On fait la visite avec une guide habillée de crinolines, au milieu d'un mobilier de style Louis-Philippe, très en vogue chez les créoles de la période antebellum...

Dans la salle à manger, un éventail au-dessus de la table permettait d'oublier l'air étouffant des étés de Louisiane. Ne fonctionne qu'avec un esclave...

On passe à l'étage, la maison est joliment meublée. C'est grand, mais on est loin d' "Autant en emporte le vent"...

Mention spéciale pour la suite parentale...

Un coup d'oeil dans la chambre des filles... Dans les familles de planteurs créoles, dès qu'ils devenaient adolescents, il était impensable que les jeunes garçons puissent être élevés avec les filles. Ils dormaient donc dans des "garçonnières" (en français dans le texte) construites sur les côtés de la maison...

On passe ensuite sur la galerie extérieure, donnant sur la fameuse allée, avant de gagner les jardins...

Auparavant, toutes les propriétés de planteurs avaient une vue directe sur le Mississippi; maintenant, une digue construite pour contrer les inondations bouche la vue... Mais une fois passée la digue, on trouve un beau bateau à aubes qui fait une escale à la plantation:

Petite promenade dans les jardins avant de voir le quartier des esclaves:

Clairement, la visite guidée ne s'appesantit pas sur les conditions de vie des esclaves, pour développer de préférences les relations et les aspects financiers de la vie de la famille propriétaire. Cependant, au quartier des esclaves, une exposition plutôt bien faîte quoique un peu succincte évoque assez efficacement le sujet.

Après cette visite, je me suis rendu un peu plus haut sur le fleuve pour visiter la Houmas House, une propriété toute aussi luxueuse.

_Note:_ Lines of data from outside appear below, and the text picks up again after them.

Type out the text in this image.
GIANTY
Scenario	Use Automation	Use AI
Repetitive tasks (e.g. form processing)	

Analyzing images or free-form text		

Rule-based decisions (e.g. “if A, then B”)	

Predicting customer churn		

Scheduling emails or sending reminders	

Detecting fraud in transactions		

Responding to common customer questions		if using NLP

Mais voilà, à la Houmas House, on était déjà passé à l'heure de Noël ! Et là, il faut expliquer un truc que j'ai remarqué en Amérique, c'est qu'avec la déco, les américains ont souvent du mal à doser. Par exemple, si la maîtresse de maison aime les fleurs, il y aura des papiers peints et des tissus et des coussins à fleurs partout! Un peu comme le drapeau national qui flotte presque sur toutes les maisons. Alors à la Houmas, on avait pas fait non plus les choses à moitié:

Bon en fait, au moment de la visite, mon propos était plutôt d'essayer de faire des photos sur lesquelles j'arrivais à échapper un peu à cette ambiance de Noël tellement oppressante qu'elle ne permettait même plus de se rendre réellement compte du style de la maison. Avec le recul, j'ai eu tort, ç'aurait presque pu être une étude sociologique...

Le luxe est lui aussi ostentatoire, mais la collection de mobilier et de fournitures est intéressante, notamment l'escalier en colimaçon sans appui et cette étagère dont chaque niveau tourne de manière autonome...

La guide est sympa et plutôt gentiment délirante, on est 3 pour la visite, et on peut toucher un peu tout ce que l'on veut, c'est rare!

Je reprends ensuite la route pour parvenir à Lafayette, que je visiterai demain!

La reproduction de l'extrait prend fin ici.